それは鶏卵ほどの大きさのターコイズだった。
あざやかなスカイブルーの宝玉一面に蜘蛛巣のような模様が走っていて、一目で上物とわかる。
それに金細工の蛇が幾重にも巻きついたものだった。
「それで……いいんですかい?」
ラシードがぽかんとした顔で訊く。
確かにターコイズも高価な宝石だが、副葬品の中にはもっと値の張りそうなお宝がいくらでもあったからだ。
「――ああ」
ムバラックは短く答える。
手下たちは再び顔を見合わせ、納得したようにうなずいた。
「じゃあ、お頭。籤を作ってくれ」
* *
彼らのお宝選びにはずいぶんと時間がかかった。
今日持ち帰れる分は限られている。他人より少しでもいいものをと、選ぶのに慎重になるのは人情だ。
ムバラックはそんな手下たちを冷ややかな目で見ながら、荷物から大きめの水筒を出して口に運んでいた。

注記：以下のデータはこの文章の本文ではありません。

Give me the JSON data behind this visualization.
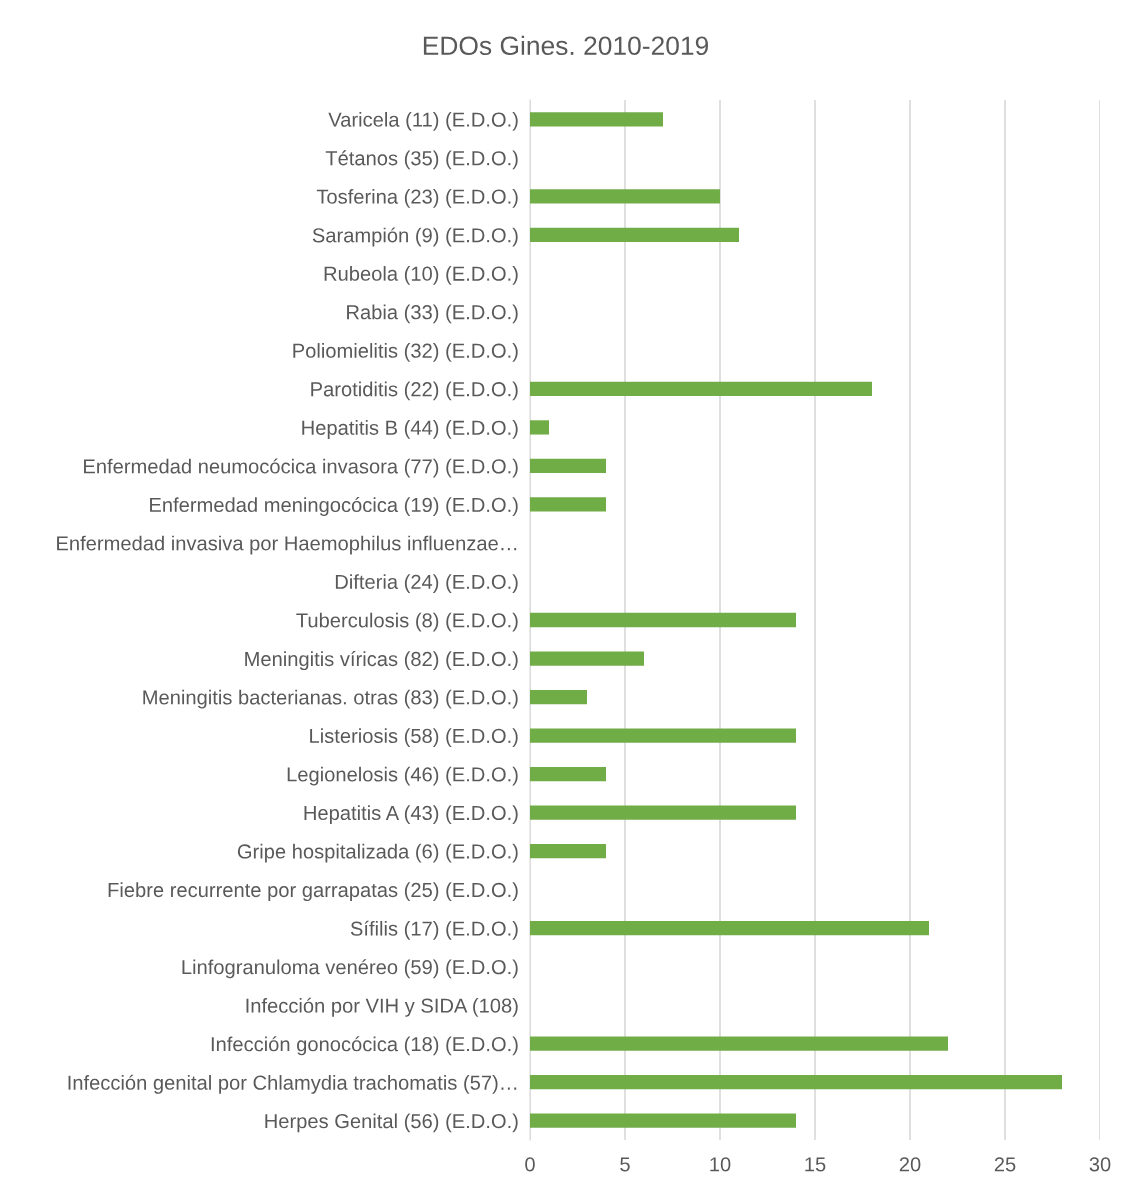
{
  "chart_data": {
    "type": "bar",
    "orientation": "horizontal",
    "title": "EDOs Gines. 2010-2019",
    "categories": [
      "Varicela (11) (E.D.O.)",
      "Tétanos (35) (E.D.O.)",
      "Tosferina (23) (E.D.O.)",
      "Sarampión (9) (E.D.O.)",
      "Rubeola (10) (E.D.O.)",
      "Rabia (33) (E.D.O.)",
      "Poliomielitis (32) (E.D.O.)",
      "Parotiditis (22) (E.D.O.)",
      "Hepatitis B (44) (E.D.O.)",
      "Enfermedad neumocócica invasora (77) (E.D.O.)",
      "Enfermedad meningocócica (19) (E.D.O.)",
      "Enfermedad invasiva por Haemophilus influenzae…",
      "Difteria (24) (E.D.O.)",
      "Tuberculosis (8) (E.D.O.)",
      "Meningitis víricas (82) (E.D.O.)",
      "Meningitis bacterianas. otras (83) (E.D.O.)",
      "Listeriosis (58) (E.D.O.)",
      "Legionelosis (46) (E.D.O.)",
      "Hepatitis A (43) (E.D.O.)",
      "Gripe hospitalizada (6) (E.D.O.)",
      "Fiebre recurrente por garrapatas (25) (E.D.O.)",
      "Sífilis (17) (E.D.O.)",
      "Linfogranuloma venéreo (59) (E.D.O.)",
      "Infección por VIH y SIDA (108)",
      "Infección gonocócica (18) (E.D.O.)",
      "Infección genital por Chlamydia trachomatis (57)…",
      "Herpes Genital (56) (E.D.O.)"
    ],
    "values": [
      7,
      0,
      10,
      11,
      0,
      0,
      0,
      18,
      1,
      4,
      4,
      0,
      0,
      14,
      6,
      3,
      14,
      4,
      14,
      4,
      0,
      21,
      0,
      0,
      22,
      28,
      14
    ],
    "color": "#70ad47",
    "xlim": [
      0,
      30
    ],
    "xticks": [
      0,
      5,
      10,
      15,
      20,
      25,
      30
    ],
    "grid": "x"
  }
}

やがて長かった宝選びが終わり、石棺の蓋は再び閉じられた。
手下たちは重い荷物を背負いながら、三々五々頭目のもとへ集まってくる。
目ざといカーレットがムバラックから漂う匂いにいち早く気づいた。
「何でぇお頭。そいつは葡萄酒じゃないか!
そんなもん持ってきていたのかよ。
そういや喉がカラカラだ。おいらにも一杯奢ってくれよ」
罠に神経を削り、緊張で唾液も出ないような状態で歩きまわったのだ。
彼らとて水筒は持っていたが、その中はただのぬるい水だった。
ムバラックは嫌そうな顔をして、物欲しそうにしている手下どもを見回した。
「ちっ、仕方ねぇな。
これはあらかた飲んじまった。
ほれ、こっちも入ってるぞ」
そう言って、荷物からもう一つの水筒を取って放り投げた。
カーレットは歓声をあげてそれをキャッチする。
彼は仲間たちがわれ先に差し出すカップに、順番に注いでいく。
乾杯をするまで待つ者などいない。
それぞれが勝手に口をつける。
「あれ? この葡萄酒、冷たいよ」
ヤスミンが驚いた声をあげる。
確かにカップに注がれた赤い液体はよく冷えている。
「ああ、その水筒には呪術師の婆さんにまじないをかけてもらっててな。
中のものの温度がある程度保たれるようになってるんだ。
葡萄酒を入れた時に、凍る寸前まで冷やしておいたからな」
「へぇ~、呪術師のまじないってのは便利なもんなんだね。
北の帝国には魔導士ってのがいて、魔法を使うって聞くけど、こんな感じなのかねぇ」
手下たちは冷たい葡萄酒に喜び、それぞれが三杯ずつ飲んで水筒を空っぽにしてしまった。
ムバラックは返された空の水筒を振ってみて、いまいましそうに舌打ちをした。
そして「よっこらしょ」と言いながら立ち上がり、ぱんぱんと腰の埃を払う。
「もう休憩は十分だろう。
そろそろ戻るぞ」
そう手下たちに声をかけた。
――しかし、誰からも返事が返ってこない。
ムバラックは小さく溜め息をついた。
「そうか、まだ休み足りんのか……。
なら、好きなだけ休むがいい」
彼はそう言い残し、墓室を後にした。
墓室の床には七人の手下たちが、思い思いの格好で横たわっている。
彼らの口はだらしなく開き、舌がだらんとはみ出している。
その舌は紫色に変色し、鼻と口からはどす黒い血が流れ出ていた。